Plusieurs alertes ont été signalées depuis le début du mois. Les analyses de l’Institut national de recherche biomédicale ont confirmé la présence du virus. La souche identifiée est Bundibugyo, déjà observée en 2012 à Isiro. Elle diffère de la souche Zaïre, plus courante dans les épidémies précédentes.
Cette souche provoque d’abord de la fièvre, une fatigue intense et des vomissements. Les symptômes hémorragiques apparaissent plus tard. Cette évolution clinique rend la détection précoce plus difficile.
Les autorités sanitaires recensent 246 cas suspects dans la communauté. Environ 80 décès ont été enregistrés. Trois zones de santé sont particulièrement touchées : Mungwalu, Rwampara et Bunia. Ces localités connaissent une forte mobilité des populations et des activités commerciales intenses.
Le gouvernement congolais a déployé des équipes de riposte. Il bénéficie de l’appui de partenaires techniques et humanitaires. Les efforts portent sur la surveillance épidémiologique, l’identification des contacts et le renforcement des capacités de prise en charge.
Les autorités appellent les populations à respecter les mesures de prévention.
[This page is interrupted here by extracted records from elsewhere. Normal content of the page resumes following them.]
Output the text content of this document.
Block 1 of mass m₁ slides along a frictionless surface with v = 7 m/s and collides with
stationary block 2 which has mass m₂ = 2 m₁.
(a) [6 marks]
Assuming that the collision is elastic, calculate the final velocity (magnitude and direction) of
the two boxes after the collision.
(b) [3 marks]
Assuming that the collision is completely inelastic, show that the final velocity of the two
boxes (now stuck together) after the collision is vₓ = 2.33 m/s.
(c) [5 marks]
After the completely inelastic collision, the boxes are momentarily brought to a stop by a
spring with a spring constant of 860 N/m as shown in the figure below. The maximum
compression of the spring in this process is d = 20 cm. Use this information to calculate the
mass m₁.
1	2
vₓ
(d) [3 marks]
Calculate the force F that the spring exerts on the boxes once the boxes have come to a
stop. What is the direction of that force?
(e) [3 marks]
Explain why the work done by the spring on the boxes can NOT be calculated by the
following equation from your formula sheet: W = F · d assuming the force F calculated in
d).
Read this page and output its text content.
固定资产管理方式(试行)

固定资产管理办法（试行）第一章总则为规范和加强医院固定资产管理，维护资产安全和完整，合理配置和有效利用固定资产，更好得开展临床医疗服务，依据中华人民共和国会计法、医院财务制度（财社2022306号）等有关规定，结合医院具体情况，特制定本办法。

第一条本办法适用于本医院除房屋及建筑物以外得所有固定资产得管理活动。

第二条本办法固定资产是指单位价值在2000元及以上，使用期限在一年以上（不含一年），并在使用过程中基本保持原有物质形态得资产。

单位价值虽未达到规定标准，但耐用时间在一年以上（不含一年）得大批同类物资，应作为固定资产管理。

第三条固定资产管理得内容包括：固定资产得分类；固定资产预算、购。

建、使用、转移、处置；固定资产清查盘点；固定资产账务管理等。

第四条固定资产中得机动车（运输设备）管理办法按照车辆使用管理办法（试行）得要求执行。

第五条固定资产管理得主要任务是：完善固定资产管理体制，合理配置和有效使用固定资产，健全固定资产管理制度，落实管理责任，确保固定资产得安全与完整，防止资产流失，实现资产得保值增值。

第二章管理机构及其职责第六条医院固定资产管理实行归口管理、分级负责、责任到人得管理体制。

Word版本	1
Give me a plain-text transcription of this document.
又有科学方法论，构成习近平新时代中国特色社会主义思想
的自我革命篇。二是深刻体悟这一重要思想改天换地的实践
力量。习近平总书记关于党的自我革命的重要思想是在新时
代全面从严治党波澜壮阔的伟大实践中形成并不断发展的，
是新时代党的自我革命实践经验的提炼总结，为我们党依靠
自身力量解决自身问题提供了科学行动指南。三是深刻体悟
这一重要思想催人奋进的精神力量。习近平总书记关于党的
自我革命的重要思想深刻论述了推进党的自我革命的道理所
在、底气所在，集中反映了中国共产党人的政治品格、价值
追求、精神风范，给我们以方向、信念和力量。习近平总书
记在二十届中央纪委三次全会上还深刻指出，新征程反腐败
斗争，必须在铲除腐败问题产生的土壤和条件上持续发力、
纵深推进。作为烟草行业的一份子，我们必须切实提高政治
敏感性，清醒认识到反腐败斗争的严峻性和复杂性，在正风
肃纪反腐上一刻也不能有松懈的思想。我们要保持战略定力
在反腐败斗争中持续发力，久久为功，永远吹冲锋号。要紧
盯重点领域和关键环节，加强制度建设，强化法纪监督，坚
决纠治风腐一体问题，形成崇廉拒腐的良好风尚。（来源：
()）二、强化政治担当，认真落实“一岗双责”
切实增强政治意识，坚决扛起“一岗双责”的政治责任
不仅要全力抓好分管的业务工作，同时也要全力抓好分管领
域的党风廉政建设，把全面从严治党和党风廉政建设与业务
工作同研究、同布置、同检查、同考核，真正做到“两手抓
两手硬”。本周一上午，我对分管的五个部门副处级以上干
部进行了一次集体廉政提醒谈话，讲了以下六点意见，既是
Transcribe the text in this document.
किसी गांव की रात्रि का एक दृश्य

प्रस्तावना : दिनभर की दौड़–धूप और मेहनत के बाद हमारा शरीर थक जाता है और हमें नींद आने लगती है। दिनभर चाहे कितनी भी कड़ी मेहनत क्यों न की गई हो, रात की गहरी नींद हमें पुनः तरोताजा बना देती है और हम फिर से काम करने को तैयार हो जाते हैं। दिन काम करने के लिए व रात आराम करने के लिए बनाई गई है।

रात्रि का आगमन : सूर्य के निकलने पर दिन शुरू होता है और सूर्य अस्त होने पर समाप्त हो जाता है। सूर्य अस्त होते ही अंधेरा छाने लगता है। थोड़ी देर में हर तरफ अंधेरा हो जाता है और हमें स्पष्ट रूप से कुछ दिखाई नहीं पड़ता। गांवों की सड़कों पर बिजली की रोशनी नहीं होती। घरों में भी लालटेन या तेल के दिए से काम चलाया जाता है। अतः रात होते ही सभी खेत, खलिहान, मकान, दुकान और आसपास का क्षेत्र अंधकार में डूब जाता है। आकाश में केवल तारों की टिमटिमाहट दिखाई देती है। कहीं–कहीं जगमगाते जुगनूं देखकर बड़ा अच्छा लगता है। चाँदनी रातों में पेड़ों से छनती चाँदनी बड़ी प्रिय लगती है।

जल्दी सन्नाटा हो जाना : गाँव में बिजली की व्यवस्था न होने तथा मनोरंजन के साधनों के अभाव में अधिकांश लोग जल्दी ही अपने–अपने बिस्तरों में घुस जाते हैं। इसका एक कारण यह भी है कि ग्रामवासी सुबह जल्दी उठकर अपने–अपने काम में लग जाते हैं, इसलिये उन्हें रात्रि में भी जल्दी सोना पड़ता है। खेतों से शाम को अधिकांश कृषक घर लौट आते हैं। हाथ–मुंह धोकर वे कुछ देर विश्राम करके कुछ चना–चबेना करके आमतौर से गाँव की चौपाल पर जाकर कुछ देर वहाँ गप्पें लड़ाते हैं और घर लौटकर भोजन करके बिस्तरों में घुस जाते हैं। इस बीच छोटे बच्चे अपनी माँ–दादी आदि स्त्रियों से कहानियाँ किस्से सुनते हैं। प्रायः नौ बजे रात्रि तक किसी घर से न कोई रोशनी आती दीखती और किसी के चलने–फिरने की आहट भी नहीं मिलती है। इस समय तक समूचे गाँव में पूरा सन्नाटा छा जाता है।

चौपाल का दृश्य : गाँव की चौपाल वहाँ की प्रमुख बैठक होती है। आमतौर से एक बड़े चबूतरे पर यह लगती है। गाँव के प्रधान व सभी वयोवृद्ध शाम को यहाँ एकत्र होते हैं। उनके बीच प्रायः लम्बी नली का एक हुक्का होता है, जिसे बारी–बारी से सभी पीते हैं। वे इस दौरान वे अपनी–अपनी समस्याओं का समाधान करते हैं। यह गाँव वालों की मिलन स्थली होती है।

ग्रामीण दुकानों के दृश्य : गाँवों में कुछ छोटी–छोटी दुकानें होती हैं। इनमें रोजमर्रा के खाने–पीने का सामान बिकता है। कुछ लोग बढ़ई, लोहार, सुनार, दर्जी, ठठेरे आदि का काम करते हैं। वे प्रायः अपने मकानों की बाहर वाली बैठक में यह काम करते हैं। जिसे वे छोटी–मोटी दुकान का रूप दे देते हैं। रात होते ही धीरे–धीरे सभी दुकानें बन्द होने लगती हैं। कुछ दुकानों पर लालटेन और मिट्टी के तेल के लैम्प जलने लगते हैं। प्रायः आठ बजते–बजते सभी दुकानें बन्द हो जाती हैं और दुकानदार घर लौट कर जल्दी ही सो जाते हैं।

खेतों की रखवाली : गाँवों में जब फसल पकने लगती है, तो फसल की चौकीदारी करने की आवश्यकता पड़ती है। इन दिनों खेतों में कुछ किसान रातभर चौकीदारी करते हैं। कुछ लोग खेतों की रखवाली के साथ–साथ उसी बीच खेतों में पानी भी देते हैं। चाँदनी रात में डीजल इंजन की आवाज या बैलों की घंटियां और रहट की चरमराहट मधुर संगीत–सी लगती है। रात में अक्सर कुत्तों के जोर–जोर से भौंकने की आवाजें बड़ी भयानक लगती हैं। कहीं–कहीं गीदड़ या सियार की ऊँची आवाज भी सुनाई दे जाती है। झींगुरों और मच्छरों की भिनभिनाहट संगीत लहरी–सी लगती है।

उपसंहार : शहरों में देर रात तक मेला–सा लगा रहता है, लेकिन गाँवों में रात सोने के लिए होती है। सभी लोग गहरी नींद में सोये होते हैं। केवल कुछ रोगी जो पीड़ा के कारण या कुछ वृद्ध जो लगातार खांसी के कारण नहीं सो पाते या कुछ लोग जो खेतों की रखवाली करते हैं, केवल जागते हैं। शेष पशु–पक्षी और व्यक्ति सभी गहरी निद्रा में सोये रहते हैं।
Il faut se laver les mains régulièrement et isoler les cas suspects. Il est prudent d’éviter les contacts avec les personnes malades. Les rites funéraires à risque doivent être évités. Il ne faut pas manipuler les animaux morts. Les aliments doivent être bien cuits.
Le ministre a alerté sur le risque de propagation vers les provinces voisines. Les échanges sont fréquents avec le Nord-Kivu, la Tshopo, l’Ouganda et le Soudan du Sud. Une vigilance régionale renforcée est nécessaire.